The GHS has been anticipating such changes over the last two years and at this year’s AGM we were able to announce the results of the joint ‘Working Together’ feasibility study that has been made possible with funding of £20,000 from English Heritage, shared equally between the four partner organisations concerned. We have worked in partnership with three like-minded organisations, The Association of Gardens Trusts (AGT), the Parks and Gardens Database (PGDS) and the Garden Museum. The findings include that:

• GHS and AGT to plan how the two could become one and, in the process, actively involve County Garden Trusts (CGT) so that we become a single strong voice, albeit recognising CGTs are individually constructed and will have particular priorities.

• Not to be overly driven by Government (‘Big Society’ etc) but to promote a single, independent, strong and informed conservation and learning voice under one ‘banner’.

• To plan how to transfer responding to case work (statutory referrals) to CGT’s whilst maintaining standards of professional responses. This will involve deciding lines of communication, who does what, training, maintaining records and where ultimate responsibilities lie for quality and effect of responses.

• The Garden Museum, GHS, AGT to form a working group specifically to plan activities and events based on themes and topics. PGDS to provide information page on website.

• PGDS to progress brief for development of the website, already in progress, and to involve the Museum, GHS, AGT during process.

• The Museum to consider the new ways of working in its Development Plan.

• To build in communication as a vital element of our ability to operate effectively. If a paid ’Co-coordinator’ post is agreed it is likely to be based at the Museum.

• To consider how administration and back-up will be most effectively provided, e.g. office systems, finance, constitutional roles and overarching co-ordination.

• To consider what streams of revenue generation are possible jointly and severally, and communicate these across the group.

We believe that uniting our skills and resources will give us a more effective voice and avoid the confusion as to which body is giving what advice. The most significant outcome of the study has been the agreement between the GHS and AGT, working towards the idea that, in future, there may be one organisation. Giving county membership more ability to get involved with direct conservation action underpins this thinking.

The GHS has already undertaken an internal review of the way that we tackle Conservation. It has become increasingly clear that our freedom to have an independent voice in this field is hobbled by our relationship to public funding. In England, as statutory consultees, we are obliged to respond to some 1,500 cases per year. Even now we are struggling to respond to enquiries and with a planned reduction in EH funding will find the position increasingly hard to sustain.

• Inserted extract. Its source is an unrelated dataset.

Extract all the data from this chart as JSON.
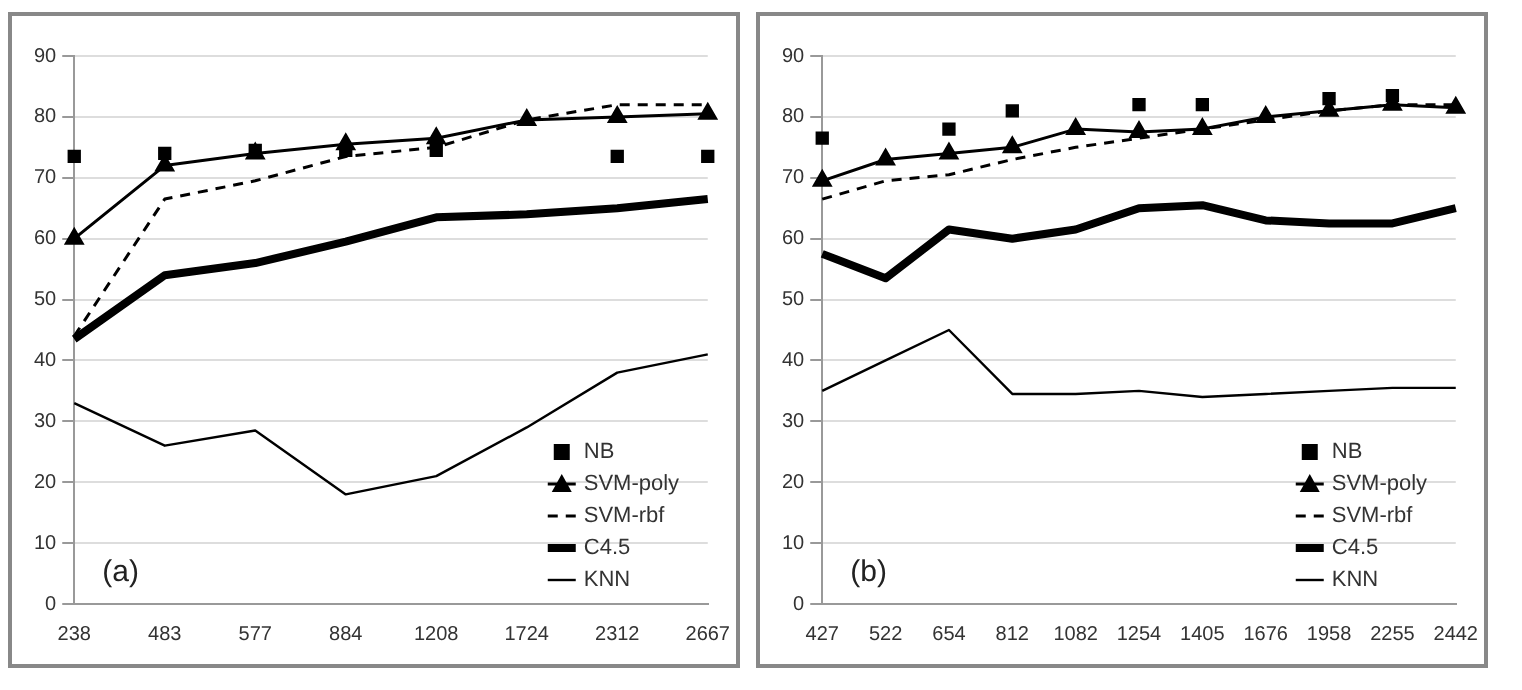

In Scotland, we are not statutory consultees and our only public funding from Historic Scotland comes with the condition that it should be used solely for the support of volunteers researching and recording Regional and Local landscapes.

Dominic Cole, Chairman

GHS Essay Prize 2011

The 2011 annual GHS Essay Prize has been won by Karin Seeber from Bristol University. There was a very strong field this year with entries from as far afield as Oxford, Cambridge, Bristol, Sheffield and London universities, but Seeber’s piece on the Mount at New College, Oxford: ‘Ye Making of ye Mount’ was the unanimous winner. The judges were particularly impressed with the way the author went back to original sources, re-examined and reinterpreted them, and discovered new pieces of information along the way. The essay challenges accepted theories, presents a new interpretation of the Mount and in so doing makes a valuable contribution to our understanding of mounts in general and the New College Mount in particular.

The level of scholarship in the other entries was also very high, with some excellent social history, good use of primary sources and wonderfully dynamic writing. With the demise of several Garden History courses this year, the entry criteria for the prize will probably be broadened out next year, so interested parties should watch the GHS website in the autumn to see if they will be eligible to submit to next year’s competition.